“If Someone turns to Look at You, You are Not Well Dressed”
Be it first stage interviews in your final undergrad year or starting your graduate programme, don’t let your clothes become a talking point
Article by Rupert Watkins
I admit, it’s slightly crudely paraphrased but the quote – attributed to the great Beau Brummell – certainly holds true at this time of year for new graduates everywhere. When you take those first major steps on the career ladder, the more prestigious the organization, the more you do not want to find you have given off/created the wrong impression before you’ve even opened your mouth. Not everyone is into clothes and style – there’s plenty of other things to get into – and too many guides on how to dress for interview success seem to assume far more money can be spent on clothing than the average new grad’s going to have. Given those trying for the creative and start up arenas face even more fluid dress conventions, where to start?

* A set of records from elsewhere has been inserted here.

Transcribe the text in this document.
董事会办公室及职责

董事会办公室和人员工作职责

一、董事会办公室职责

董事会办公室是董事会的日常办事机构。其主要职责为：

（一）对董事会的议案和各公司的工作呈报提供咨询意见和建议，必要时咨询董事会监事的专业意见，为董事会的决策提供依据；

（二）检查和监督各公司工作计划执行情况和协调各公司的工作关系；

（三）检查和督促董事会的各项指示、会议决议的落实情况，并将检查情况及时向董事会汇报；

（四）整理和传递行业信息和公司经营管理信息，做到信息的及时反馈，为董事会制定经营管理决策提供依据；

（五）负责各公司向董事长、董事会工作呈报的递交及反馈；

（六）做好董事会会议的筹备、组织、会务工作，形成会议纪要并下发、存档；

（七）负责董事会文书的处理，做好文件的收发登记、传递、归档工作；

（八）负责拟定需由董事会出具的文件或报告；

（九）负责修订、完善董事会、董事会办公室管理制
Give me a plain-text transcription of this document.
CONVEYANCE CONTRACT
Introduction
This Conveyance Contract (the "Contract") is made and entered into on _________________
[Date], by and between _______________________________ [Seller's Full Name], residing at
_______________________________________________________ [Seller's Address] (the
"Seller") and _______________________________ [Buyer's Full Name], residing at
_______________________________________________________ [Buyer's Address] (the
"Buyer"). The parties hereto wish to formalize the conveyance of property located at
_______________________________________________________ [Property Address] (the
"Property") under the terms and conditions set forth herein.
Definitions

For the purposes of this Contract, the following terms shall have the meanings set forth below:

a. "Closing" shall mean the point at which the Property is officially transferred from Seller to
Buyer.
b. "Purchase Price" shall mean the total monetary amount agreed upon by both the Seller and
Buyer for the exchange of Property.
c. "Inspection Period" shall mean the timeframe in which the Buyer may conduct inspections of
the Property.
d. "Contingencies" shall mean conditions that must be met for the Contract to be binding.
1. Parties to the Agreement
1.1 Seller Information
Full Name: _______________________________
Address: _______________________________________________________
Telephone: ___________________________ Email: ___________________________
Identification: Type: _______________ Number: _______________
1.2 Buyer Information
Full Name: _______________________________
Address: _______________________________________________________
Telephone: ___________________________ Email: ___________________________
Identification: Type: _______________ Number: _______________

With the scale of graduate hiring and the CV prestige attached to them, many final year undergrads and fresh grads will be dealing with one of London’s blue chip firms – be that consultancy, law or finance. In many ways this is the easiest field to cover as these more conservative professions do effectively have a uniform. But there are still many points that continue to irritate interviewers and hiring managers.
Keep it simple stupid. Work out whether navy or grey suits your natural complexion better and stick to that choice. Many suits have become a much lighter shade of blue over the past few years – this is fine but don’t go too light a colour. Remember you’re gunning for a serious profession here. Leave colourful linings out – you can get those when you’ve established yourself in your career. The critical thing is to make sure you have a little extra cash to get your suit altered to properly fit you. As an interviewing undergrad or indebted new grad, you’re not in the market for bespoke and made to measure garments but ensuring that sleeve length and trouser length is correct is critical. If you fall between two sizes and you’ve gone for the larger, you may need the shoulders or waist of the jacket pulled in an inch to give a sharper, slicker silhouette. It’s worth taking the time to do so – you’ll feel more confident and at ease.
It’s no surprise most big shirt makers have “white shirt bars” in their shops – it’s the go-to corporate choice, though blue remains equally acceptable and smart. A semi cutaway collar is deemed more formal as are double cuffs. Making a first impression at an interview or on your first round of grad programme rotations means a sober tie. Avoid your university or college stripes, the people interviewing you will know where you were educated and your new team manager is (bluntly) unlikely to care – it’s about how quickly you are adapting and learning. Even if you’ve had friendship bracelets since your gap year in the Far East, take them off, at least until you’ve got your feet under the desk.
Those dandies amongst you may be dismayed, but to start with it’s about dressing correctly and unobtrusively. If people are staring at you, unfortunately it will be because you are committing a blunder. Leave the more colourful fripperies, such as pocket squares, out for those all-important interviews and first days on the job. Add them in later as you settle into your role and you know your line management are happy with your initial performance – you can then begin to express yourself. As with all interviews and new jobs, time spent in due diligence is rarely wasted. You would not go into an interview without preparation – at the very least if you are unsure of where the offices are get there with time to spare or do a dummy commute. Grab a coffee at the nearest Starbucks and check how people are dressed a few days prior to your interview. Very few firms have set rules, though a couple such as Linklaters and McKinnsey’s are known to have more formal dress guidelines than most.
Those more creative spirits amongst you are faced with an even trickier conundrum. A suit is a reasonably simple garment to know how to put on, but those in a fully dressed down environment need to really do their research. Unless you have been categorically told it is a board shorts and t-shirt environment including for potential employees, you need to veer on the formal side to start off with. This may mean a jacket a tie – certainly for the interview. It is better to be laughingly told to loosen up once you’ve shaken on a job offer than get that rejection email. Again consider doing a dummy commute (never wasted anyway given the dramas of public transport), grab a coffee opposite the office and get a feel as to sartorial vibe of the building. On your first week in the job, consider playing it safe with smart casual shirt and chinos until you work out how the office dresses and how your new boss expects you to present yourself.
Given you’re either still at uni or barely graduated, you need to be savvy on where you splash the cash. Above all you will need one good interview outfit. Think about using the winter and summer sales – it’s not cheating – and you may find good men’s brands will offer basic alterations within the sale price. Given even two national newspapers have run articles whilst I’ve been writing this piece on young candidates being passed over for not dressing correctly do not – regardless of the fact it looks stylish – pair brown shoes with a suit. Stick to black rigidly. And I know it’s basic – but if you’re heading to your interview and you’ve just got back from a post-uni second gap year, get a trim. The aim of dressing well is to get to that interview table or through that first week without subconsciously giving your hiring managers a reason to disapprove of you. Look them in the eye and back your skills and what you can bring to the company – and don’t let poor dress sense get in the way of that. Good luck.